Four hundred years ago, Sukiyabashi was a bridge crossing the outermost moat of Edo Castle, which separating nobles and samurai from ordinary townsfolk. Post-war, it became one of the two main intersections in Tokyo’s ritzy Ginza shopping district. In 1964, it was a dazzling hub of neon lights and advertising. On the left, Pekochan, the mascot of the Fujiya confectionery and restaurant chain appears imposingly over Harumi Street as a Nissan Cedric taxi await to cross. Wait, but what’s that over Pekochan’s right shoulder?
It’s a Toyota Crown suspended nine stories above Sukiyabashi Crossing, that’s what!
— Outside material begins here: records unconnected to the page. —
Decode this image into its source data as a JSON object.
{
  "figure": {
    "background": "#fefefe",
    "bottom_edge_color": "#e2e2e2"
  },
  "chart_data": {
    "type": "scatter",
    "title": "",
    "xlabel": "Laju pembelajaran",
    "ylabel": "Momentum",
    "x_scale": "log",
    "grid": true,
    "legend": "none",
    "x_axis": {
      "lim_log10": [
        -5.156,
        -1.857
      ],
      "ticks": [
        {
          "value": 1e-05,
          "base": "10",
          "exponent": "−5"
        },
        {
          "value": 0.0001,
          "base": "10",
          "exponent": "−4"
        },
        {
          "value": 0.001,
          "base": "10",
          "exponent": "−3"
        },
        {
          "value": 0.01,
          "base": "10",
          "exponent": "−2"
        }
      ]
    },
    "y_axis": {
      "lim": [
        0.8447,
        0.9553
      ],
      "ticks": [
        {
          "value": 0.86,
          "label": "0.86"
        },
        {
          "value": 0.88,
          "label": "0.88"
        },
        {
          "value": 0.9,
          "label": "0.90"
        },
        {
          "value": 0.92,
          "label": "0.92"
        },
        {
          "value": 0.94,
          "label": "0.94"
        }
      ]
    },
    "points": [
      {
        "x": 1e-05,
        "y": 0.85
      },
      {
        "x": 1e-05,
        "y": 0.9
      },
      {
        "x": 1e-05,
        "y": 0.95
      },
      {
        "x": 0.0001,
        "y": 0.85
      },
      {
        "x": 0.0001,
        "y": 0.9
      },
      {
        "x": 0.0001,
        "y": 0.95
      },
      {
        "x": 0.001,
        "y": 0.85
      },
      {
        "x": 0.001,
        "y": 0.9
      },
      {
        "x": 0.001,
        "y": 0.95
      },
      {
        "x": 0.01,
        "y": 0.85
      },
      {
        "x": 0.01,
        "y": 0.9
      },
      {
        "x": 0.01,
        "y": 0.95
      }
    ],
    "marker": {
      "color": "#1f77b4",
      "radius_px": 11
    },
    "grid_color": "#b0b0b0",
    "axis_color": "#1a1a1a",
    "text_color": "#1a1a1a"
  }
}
The 2020 Tokyo Olympics have been postponed due to the coronavirus, but this Toyopet dealership ad promoted the second-generation sedan alongside the Tokyo Summer Olympics, pegging this image at early 1964. Meanwhile, the streets are filled with Toyota Crowns, Nissan Cedrics, Prince Glorias, and streetcars that have long since been replaced with subways.
As it happens, the large globe on the right was advertising for rival candy maker Morinaga. Behind it, just a few blocks away, the cylindrical San-ai Dream Center posts Mitsubishi’s triple diamond beacon at Ginza 4-chome Crossing, the intersection where Nissan’s Ginza Gallery stands. This is what the same view looks like today. Fujiya still maintains a presence at the same corner 56 years later, but there’s no Crown advertising for the 2020 — uh, 2021 — Olympics.